Quick Breakdown
- Digital asset investment products recorded $1.73bn in weekly outflows, the largest since mid-November, led by Bitcoin and Ethereum
- Outflows were heavily concentrated in the U.S., while Switzerland, Germany and Canada posted modest inflows
- Solana stood out with fresh inflows, even as broader sentiment remained cautious amid macro uncertainty
Digital asset investment products saw their largest weekly outflows since mid-November 2025, as weakening price momentum and macro uncertainty continued to weigh on investor sentiment. CoinShares data shows total outflows reached $1.73 billion, marking a sharp acceleration in capital leaving crypto-linked funds.
The pullback was heavily concentrated in the United States, which accounted for nearly $1.8 billion in withdrawals. In contrast, select European markets and Canada recorded modest inflows, suggesting that some regional investors viewed recent price weakness as an opportunity to add exposure rather than exit entirely. CoinShares attributed the divergence to differing macro expectations and positioning across regions.
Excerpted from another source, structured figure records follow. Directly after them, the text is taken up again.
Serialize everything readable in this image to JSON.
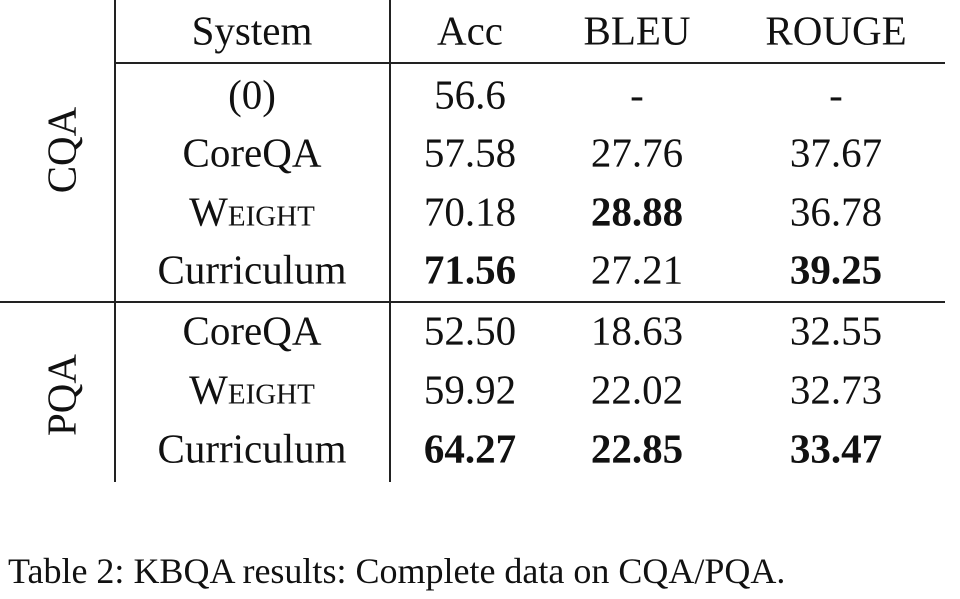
{
  "table": {
    "header": [
      "System",
      "Acc",
      "BLEU",
      "ROUGE"
    ],
    "groups": [
      {
        "label": "CQA",
        "rows": [
          {
            "cells": [
              "(0)",
              "56.6",
              "-",
              "-"
            ],
            "bold": []
          },
          {
            "cells": [
              "CoreQA",
              "57.58",
              "27.76",
              "37.67"
            ],
            "bold": []
          },
          {
            "cells": [
              "Weight",
              "70.18",
              "28.88",
              "36.78"
            ],
            "bold": [
              2
            ],
            "small_caps": true
          },
          {
            "cells": [
              "Curriculum",
              "71.56",
              "27.21",
              "39.25"
            ],
            "bold": [
              1,
              3
            ]
          }
        ]
      },
      {
        "label": "PQA",
        "rows": [
          {
            "cells": [
              "CoreQA",
              "52.50",
              "18.63",
              "32.55"
            ],
            "bold": []
          },
          {
            "cells": [
              "Weight",
              "59.92",
              "22.02",
              "32.73"
            ],
            "bold": [],
            "small_caps": true
          },
          {
            "cells": [
              "Curriculum",
              "64.27",
              "22.85",
              "33.47"
            ],
            "bold": [
              1,
              2,
              3
            ]
          }
        ]
      }
    ]
  },
  "caption": "Table 2: KBQA results: Complete data on CQA/PQA."
}
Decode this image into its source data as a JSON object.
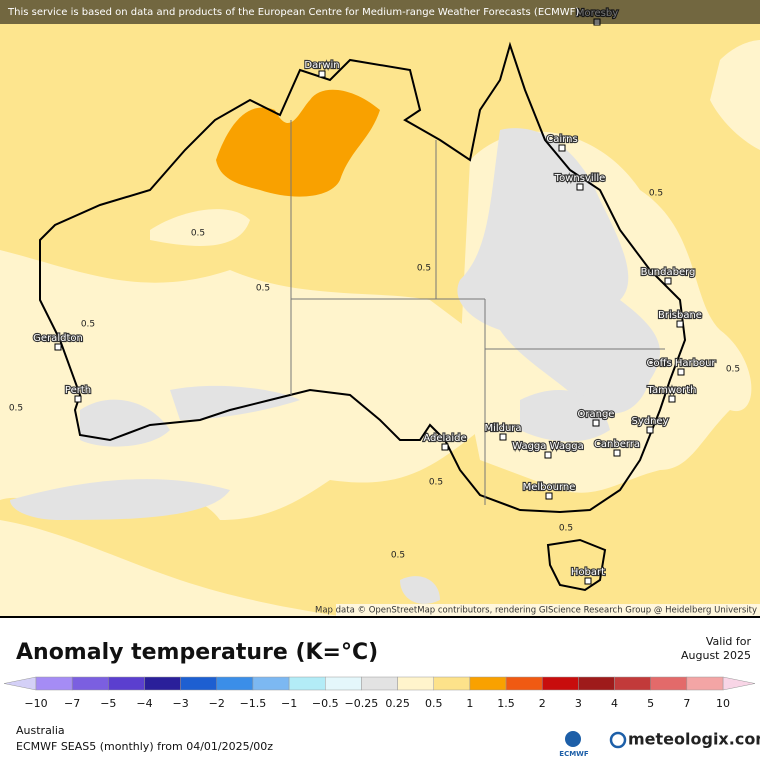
{
  "banner": "This service is based on data and products of the European Centre for Medium-range Weather Forecasts (ECMWF)",
  "cities": [
    "Moresby",
    "Darwin",
    "Cairns",
    "Townsville",
    "Bundaberg",
    "Brisbane",
    "Coffs Harbour",
    "Tamworth",
    "Geraldton",
    "Perth",
    "Orange",
    "Sydney",
    "Mildura",
    "Adelaide",
    "Wagga Wagga",
    "Canberra",
    "Melbourne",
    "Hobart"
  ],
  "contour_labels": [
    "0.5",
    "0.5",
    "0.5",
    "0.5",
    "0.5",
    "0.5",
    "0.5",
    "0.5",
    "0.5",
    "0.5"
  ],
  "attribution": "Map data © OpenStreetMap contributors, rendering GIScience Research Group @ Heidelberg University",
  "title": "Anomaly temperature (K=°C)",
  "valid": {
    "label": "Valid for",
    "date": "August 2025"
  },
  "legend": {
    "ticks": [
      "−10",
      "−7",
      "−5",
      "−4",
      "−3",
      "−2",
      "−1.5",
      "−1",
      "−0.5",
      "−0.25",
      "0.25",
      "0.5",
      "1",
      "1.5",
      "2",
      "3",
      "4",
      "5",
      "7",
      "10"
    ],
    "under_color": "#d4d0f7",
    "over_color": "#f8d5e6",
    "colors": [
      "#a58cf5",
      "#7b5fe0",
      "#5b3fcf",
      "#2a1f9a",
      "#1d5fd1",
      "#3b8ee8",
      "#7cb8f2",
      "#b3ecf7",
      "#e4f7fb",
      "#e3e3e3",
      "#fff4cc",
      "#fde28a",
      "#f9a100",
      "#f05a12",
      "#c80d0d",
      "#9e1b1b",
      "#c23a3a",
      "#e36a6a",
      "#f3a5a5"
    ]
  },
  "footer": {
    "region": "Australia",
    "model": "ECMWF SEAS5 (monthly) from 04/01/2025/00z"
  },
  "logos": {
    "ecmwf": "ECMWF",
    "meteologix": "meteologix.com"
  }
}
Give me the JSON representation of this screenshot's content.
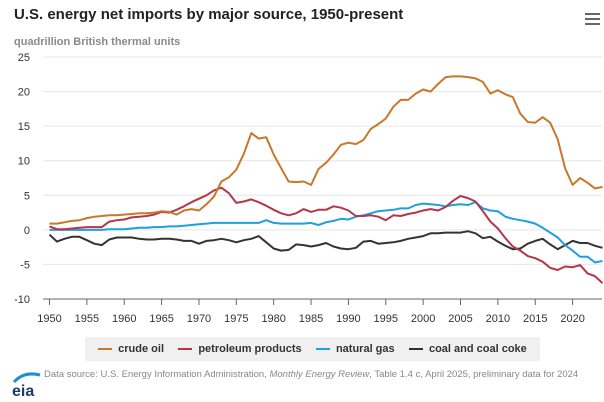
{
  "header": {
    "title": "U.S. energy net imports by major source, 1950-present",
    "subtitle": "quadrillion British thermal units",
    "menu_icon": "hamburger-menu-icon"
  },
  "footer": {
    "logo_text": "eia",
    "source_prefix": "Data source: U.S. Energy Information Administration, ",
    "source_italic": "Monthly Energy Review",
    "source_suffix": ", Table 1.4 c, April 2025, preliminary data for 2024"
  },
  "chart_data": {
    "type": "line",
    "title": "U.S. energy net imports by major source, 1950-present",
    "ylabel": "quadrillion British thermal units",
    "xlabel": "",
    "xlim": [
      1950,
      2024
    ],
    "ylim": [
      -10,
      25
    ],
    "y_ticks": [
      25,
      20,
      15,
      10,
      5,
      0,
      -5,
      -10
    ],
    "x_ticks": [
      1950,
      1955,
      1960,
      1965,
      1970,
      1975,
      1980,
      1985,
      1990,
      1995,
      2000,
      2005,
      2010,
      2015,
      2020
    ],
    "grid": "horizontal",
    "legend_position": "bottom",
    "x": [
      1950,
      1951,
      1952,
      1953,
      1954,
      1955,
      1956,
      1957,
      1958,
      1959,
      1960,
      1961,
      1962,
      1963,
      1964,
      1965,
      1966,
      1967,
      1968,
      1969,
      1970,
      1971,
      1972,
      1973,
      1974,
      1975,
      1976,
      1977,
      1978,
      1979,
      1980,
      1981,
      1982,
      1983,
      1984,
      1985,
      1986,
      1987,
      1988,
      1989,
      1990,
      1991,
      1992,
      1993,
      1994,
      1995,
      1996,
      1997,
      1998,
      1999,
      2000,
      2001,
      2002,
      2003,
      2004,
      2005,
      2006,
      2007,
      2008,
      2009,
      2010,
      2011,
      2012,
      2013,
      2014,
      2015,
      2016,
      2017,
      2018,
      2019,
      2020,
      2021,
      2022,
      2023,
      2024
    ],
    "series": [
      {
        "name": "crude oil",
        "color": "#c8782a",
        "values": [
          0.9,
          0.9,
          1.1,
          1.3,
          1.4,
          1.7,
          1.9,
          2.0,
          2.1,
          2.1,
          2.2,
          2.3,
          2.4,
          2.4,
          2.5,
          2.7,
          2.6,
          2.2,
          2.8,
          3.0,
          2.8,
          3.7,
          4.8,
          7.0,
          7.6,
          8.7,
          11.0,
          14.0,
          13.2,
          13.4,
          10.9,
          8.9,
          7.0,
          6.9,
          7.0,
          6.5,
          8.8,
          9.7,
          10.9,
          12.3,
          12.6,
          12.4,
          13.0,
          14.6,
          15.3,
          16.1,
          17.8,
          18.8,
          18.8,
          19.7,
          20.3,
          20.0,
          21.1,
          22.1,
          22.2,
          22.2,
          22.1,
          21.9,
          21.4,
          19.7,
          20.2,
          19.6,
          19.2,
          16.8,
          15.6,
          15.5,
          16.3,
          15.5,
          13.1,
          8.9,
          6.5,
          7.5,
          6.8,
          6.0,
          6.2
        ]
      },
      {
        "name": "petroleum products",
        "color": "#b5354a",
        "values": [
          0.5,
          0.1,
          0.1,
          0.2,
          0.3,
          0.4,
          0.4,
          0.4,
          1.2,
          1.4,
          1.5,
          1.8,
          1.9,
          2.0,
          2.2,
          2.6,
          2.5,
          2.9,
          3.4,
          4.0,
          4.5,
          5.0,
          5.7,
          6.1,
          5.3,
          3.9,
          4.1,
          4.4,
          4.0,
          3.5,
          2.9,
          2.4,
          2.1,
          2.4,
          3.0,
          2.6,
          2.9,
          2.9,
          3.4,
          3.2,
          2.8,
          2.0,
          2.0,
          2.1,
          1.9,
          1.4,
          2.1,
          2.0,
          2.3,
          2.5,
          2.8,
          3.0,
          2.8,
          3.3,
          4.2,
          4.9,
          4.6,
          4.1,
          2.7,
          1.2,
          0.2,
          -1.2,
          -2.4,
          -3.0,
          -3.8,
          -4.1,
          -4.6,
          -5.5,
          -5.8,
          -5.3,
          -5.4,
          -5.1,
          -6.3,
          -6.7,
          -7.7
        ]
      },
      {
        "name": "natural gas",
        "color": "#1f9fe0",
        "values": [
          0.0,
          0.0,
          0.0,
          0.0,
          0.0,
          0.0,
          0.0,
          0.0,
          0.1,
          0.1,
          0.1,
          0.2,
          0.3,
          0.3,
          0.4,
          0.4,
          0.5,
          0.5,
          0.6,
          0.7,
          0.8,
          0.9,
          1.0,
          1.0,
          1.0,
          1.0,
          1.0,
          1.0,
          1.0,
          1.4,
          1.0,
          0.9,
          0.9,
          0.9,
          0.9,
          1.0,
          0.7,
          1.1,
          1.3,
          1.6,
          1.5,
          1.9,
          2.1,
          2.4,
          2.7,
          2.8,
          2.9,
          3.1,
          3.1,
          3.6,
          3.8,
          3.7,
          3.6,
          3.4,
          3.6,
          3.7,
          3.6,
          4.0,
          3.1,
          2.8,
          2.7,
          1.9,
          1.6,
          1.4,
          1.2,
          0.9,
          0.3,
          -0.4,
          -1.1,
          -2.2,
          -3.0,
          -3.9,
          -3.9,
          -4.7,
          -4.5
        ]
      },
      {
        "name": "coal and coal coke",
        "color": "#333333",
        "values": [
          -0.7,
          -1.7,
          -1.3,
          -1.0,
          -1.0,
          -1.5,
          -2.0,
          -2.2,
          -1.4,
          -1.1,
          -1.1,
          -1.1,
          -1.3,
          -1.4,
          -1.4,
          -1.3,
          -1.3,
          -1.4,
          -1.6,
          -1.6,
          -2.0,
          -1.6,
          -1.5,
          -1.3,
          -1.5,
          -1.8,
          -1.5,
          -1.3,
          -0.9,
          -1.8,
          -2.7,
          -3.0,
          -2.9,
          -2.1,
          -2.2,
          -2.4,
          -2.2,
          -1.9,
          -2.4,
          -2.7,
          -2.8,
          -2.6,
          -1.7,
          -1.6,
          -2.0,
          -1.9,
          -1.8,
          -1.6,
          -1.3,
          -1.1,
          -0.9,
          -0.5,
          -0.5,
          -0.4,
          -0.4,
          -0.4,
          -0.2,
          -0.5,
          -1.2,
          -1.0,
          -1.7,
          -2.3,
          -2.8,
          -2.7,
          -2.0,
          -1.6,
          -1.3,
          -2.1,
          -2.8,
          -2.2,
          -1.6,
          -1.9,
          -1.9,
          -2.3,
          -2.6
        ]
      }
    ]
  }
}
Bitcoin and Ethereum lead broad-based withdrawals
Bitcoin recorded outflows of $1.09 billion, its steepest weekly decline since November 2025. Despite minor inflows of $0.5 million into short-bitcoin products, the data indicate that sentiment toward BTC has not materially improved since the October 2025 market downturn.
Ethereum followed with $630 million in outflows, reinforcing the view that selling pressure is widespread rather than isolated. XRP also saw net outflows of $18.2 million, adding to evidence of a broad risk-off stance across major assets.
Solana attracts inflows as regional divergence emerges
Solana stood out as one of the few assets to attract inflows, drawing $17.1 million over the week and bucking the broader trend. Smaller inflows were also recorded in Binance-linked products and Chainlink, suggesting selective positioning rather than a wholesale retreat from the market.
Regionally, Switzerland, Germany, and Canada posted combined inflows exceeding $85 million, while Sweden and the Netherlands saw only minor outflows. CoinShares noted that declining expectations for interest rate cuts and the lack of a clear macro catalyst continue to suppress risk appetite.
Meanwhile, digital asset investment products posted $454 million in net outflows last week, extending a sharp reversal that has erased most of the gains recorded at the start of 2026, according to a CoinShares report.